Blogger joshua said...

Compreendo! Revejo-me nessa tua mesma percepção do Desumano e Inautêntico em tal voz não-Gente, que trucida tudo ao ecoar-em-oco porque tudo lhe parece sacrificável à construção da própria Grande Ilusão Sorridente
a simular políticos triunfos e rendidas aclamações.

A vitimizar-se se contestado. A exprimir desprezo por quem o contesta.

30 de janeiro de 2008 às 12:14  
Blogger António Viriato said...

Apesar de um pedaço mais novo, creio compreender o que BB sente ao escrever certas crónicas amargas, como mais esta que aqui nos deixou.

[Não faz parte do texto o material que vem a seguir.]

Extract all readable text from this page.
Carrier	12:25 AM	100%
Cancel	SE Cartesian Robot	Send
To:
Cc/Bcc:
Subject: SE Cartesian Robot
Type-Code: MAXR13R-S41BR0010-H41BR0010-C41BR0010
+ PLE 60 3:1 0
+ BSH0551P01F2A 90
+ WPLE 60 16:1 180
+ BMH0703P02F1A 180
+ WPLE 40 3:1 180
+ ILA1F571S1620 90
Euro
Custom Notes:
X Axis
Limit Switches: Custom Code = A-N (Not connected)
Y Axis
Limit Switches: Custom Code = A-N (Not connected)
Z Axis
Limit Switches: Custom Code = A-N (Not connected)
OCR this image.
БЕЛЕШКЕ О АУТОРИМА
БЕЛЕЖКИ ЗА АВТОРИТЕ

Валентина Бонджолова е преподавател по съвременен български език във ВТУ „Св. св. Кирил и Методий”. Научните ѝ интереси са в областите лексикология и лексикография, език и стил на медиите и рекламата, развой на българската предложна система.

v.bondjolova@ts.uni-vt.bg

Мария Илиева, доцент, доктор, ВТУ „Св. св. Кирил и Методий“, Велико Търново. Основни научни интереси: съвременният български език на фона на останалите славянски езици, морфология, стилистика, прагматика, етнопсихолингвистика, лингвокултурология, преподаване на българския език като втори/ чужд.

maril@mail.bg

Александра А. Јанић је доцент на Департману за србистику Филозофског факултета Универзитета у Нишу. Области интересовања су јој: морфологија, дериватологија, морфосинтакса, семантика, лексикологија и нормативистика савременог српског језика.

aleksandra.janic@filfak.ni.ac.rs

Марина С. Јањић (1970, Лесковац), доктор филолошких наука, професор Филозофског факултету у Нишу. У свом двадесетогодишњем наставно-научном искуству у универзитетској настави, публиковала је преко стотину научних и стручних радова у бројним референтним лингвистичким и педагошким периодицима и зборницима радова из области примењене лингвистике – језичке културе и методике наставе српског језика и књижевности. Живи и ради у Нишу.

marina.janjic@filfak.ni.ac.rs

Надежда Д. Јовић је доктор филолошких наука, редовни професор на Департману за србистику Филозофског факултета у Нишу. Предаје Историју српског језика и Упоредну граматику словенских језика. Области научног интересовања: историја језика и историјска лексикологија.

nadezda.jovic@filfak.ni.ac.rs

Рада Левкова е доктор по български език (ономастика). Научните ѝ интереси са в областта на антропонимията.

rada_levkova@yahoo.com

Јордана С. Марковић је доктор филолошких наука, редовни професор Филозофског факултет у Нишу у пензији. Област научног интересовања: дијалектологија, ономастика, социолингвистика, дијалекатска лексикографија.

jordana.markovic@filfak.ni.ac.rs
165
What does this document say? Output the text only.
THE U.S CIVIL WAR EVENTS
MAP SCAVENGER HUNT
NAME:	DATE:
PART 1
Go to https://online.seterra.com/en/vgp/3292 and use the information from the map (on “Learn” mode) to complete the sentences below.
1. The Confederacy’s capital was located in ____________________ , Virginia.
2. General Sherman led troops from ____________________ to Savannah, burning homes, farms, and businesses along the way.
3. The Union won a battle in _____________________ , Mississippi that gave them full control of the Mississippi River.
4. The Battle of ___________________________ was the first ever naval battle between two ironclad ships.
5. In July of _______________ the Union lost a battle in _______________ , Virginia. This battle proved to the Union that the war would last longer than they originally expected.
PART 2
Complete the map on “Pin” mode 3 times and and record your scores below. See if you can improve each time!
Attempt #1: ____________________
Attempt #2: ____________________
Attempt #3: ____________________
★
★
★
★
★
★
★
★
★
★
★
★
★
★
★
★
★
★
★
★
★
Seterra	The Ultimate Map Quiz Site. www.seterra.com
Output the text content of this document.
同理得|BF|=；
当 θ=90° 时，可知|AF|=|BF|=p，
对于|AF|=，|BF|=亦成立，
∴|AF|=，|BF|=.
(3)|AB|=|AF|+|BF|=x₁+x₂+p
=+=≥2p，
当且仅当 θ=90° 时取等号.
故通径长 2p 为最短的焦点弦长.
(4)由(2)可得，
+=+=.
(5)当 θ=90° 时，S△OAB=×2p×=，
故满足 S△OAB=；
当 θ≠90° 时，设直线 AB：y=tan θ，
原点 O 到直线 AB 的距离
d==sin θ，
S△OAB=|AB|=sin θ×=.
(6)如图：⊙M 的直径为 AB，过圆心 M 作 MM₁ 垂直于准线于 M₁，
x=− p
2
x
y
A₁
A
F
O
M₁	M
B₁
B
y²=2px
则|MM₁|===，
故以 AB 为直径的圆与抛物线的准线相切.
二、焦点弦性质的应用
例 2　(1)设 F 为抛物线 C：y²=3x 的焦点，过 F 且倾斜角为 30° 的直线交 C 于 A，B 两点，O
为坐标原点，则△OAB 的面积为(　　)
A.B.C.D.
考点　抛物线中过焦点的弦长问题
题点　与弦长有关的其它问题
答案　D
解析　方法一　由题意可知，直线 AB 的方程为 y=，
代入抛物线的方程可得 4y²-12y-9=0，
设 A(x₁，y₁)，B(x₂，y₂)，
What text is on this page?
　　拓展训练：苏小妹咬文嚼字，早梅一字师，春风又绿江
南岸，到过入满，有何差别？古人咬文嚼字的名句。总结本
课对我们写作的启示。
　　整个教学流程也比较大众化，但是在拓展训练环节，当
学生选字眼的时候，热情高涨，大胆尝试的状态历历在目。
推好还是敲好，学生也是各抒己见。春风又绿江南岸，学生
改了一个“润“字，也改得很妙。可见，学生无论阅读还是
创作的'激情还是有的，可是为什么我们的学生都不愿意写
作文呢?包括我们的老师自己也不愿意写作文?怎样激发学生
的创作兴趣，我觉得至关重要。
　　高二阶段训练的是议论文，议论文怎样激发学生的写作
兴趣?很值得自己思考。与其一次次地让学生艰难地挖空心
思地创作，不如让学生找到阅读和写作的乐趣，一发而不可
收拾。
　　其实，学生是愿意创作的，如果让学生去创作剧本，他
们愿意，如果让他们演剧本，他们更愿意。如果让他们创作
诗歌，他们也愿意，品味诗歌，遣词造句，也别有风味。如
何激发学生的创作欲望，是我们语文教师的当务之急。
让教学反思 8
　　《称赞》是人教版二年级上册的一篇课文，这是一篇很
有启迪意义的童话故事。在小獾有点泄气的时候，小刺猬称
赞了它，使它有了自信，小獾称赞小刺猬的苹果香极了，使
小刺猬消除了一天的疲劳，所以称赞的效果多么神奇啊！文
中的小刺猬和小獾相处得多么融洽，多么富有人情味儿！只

Repito que não preciso de concordar com tudo, nem com todas as suas referências ideológicas, estéticas ou éticas, para apreciar a sua intervenção política e mesmo cultural, porque, além do mais, BB divulga autores e livros importantes, hoje esquecidos ou quase desconhecidos em Portugal.

Acresce que BB escreve em português de lei, de sabor castiço, outro valor que prezo bastante. E, acima de tudo, gosto da sua frontalidade, coisa em vias de extinção, no ambiente anódino em que vivemos.

É pena que BB permaneça, em certa medida, ainda preso a alguns cânones do tempo do anti-fascismo, tão militante quanto equívoco, mas ninguém é perfeito e nem sempre se consegue fugir a muitos traços e compromissos da sua geração.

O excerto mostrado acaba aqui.